Lake Ngami is an endorheic lake in Botswana, north of the Kalahari Desert. It is seasonally filled by the Taughe River, an effluent of the Okavango River system flowing out of the western side of the Okavango Delta. It is one of the fragmented remnants of the ancient Lake Makgadikgadi. Although the lake has shrunk dramatically beginning from 1890, it remains an important habitat for birds and wildlife, especially in flood years.

== Visits ==
Lake Ngami had many famous visitors during the 19th (and into the 20th) century.
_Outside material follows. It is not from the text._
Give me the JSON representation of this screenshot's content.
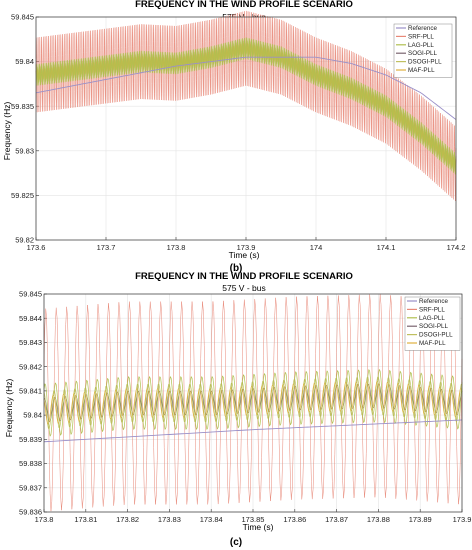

In 1849 David Livingstone described it as a "shimmering lake, some 80 mi long and 20 [30 km] wide". Livingstone also made a few cultural notes about the people living in this area; he noticed they had a story similar to that of the Tower of Babel, except that the builders' heads were "cracked by the fall of the scaffolding" (Missionary Travels, chap. 26).

One of the illustrations is known to have been made on the basis of a sketch by Mr. Alfred Ryder (1825-1850), son of the artist William Mills Rider (1795 - 1841), a young Englishman who had visited Lake Ngami just a few months before Livingstone arrived there. He had died on his way back. Ryder had made a sketch of the lake and although it was left unfinished, Livingstone persuaded Mrs. Ryder to lend it for the illustration of his book.8 Besides carefully copying the lake scenery, the artist employed by Murray was asked to add a family group into the picture to make it more suitable for Livingstone's purposes.

Charles John Andersson (who published Lake Ngami; or, Explorations and Discoveries during Four Years' Wanderings in the Wilds of Southwestern Africa in 1856) and Frederick Thomas Green also visited the area in the early 1850s. Frederick Lugard led a British expedition to the lake in 1896. Arnold Weinholt Hodson passed through the area on his journey from Serowe to Victoria Falls in 1906.

Ngami Lacuna, a methane lake on Saturn's moon Titan, is named after this lake.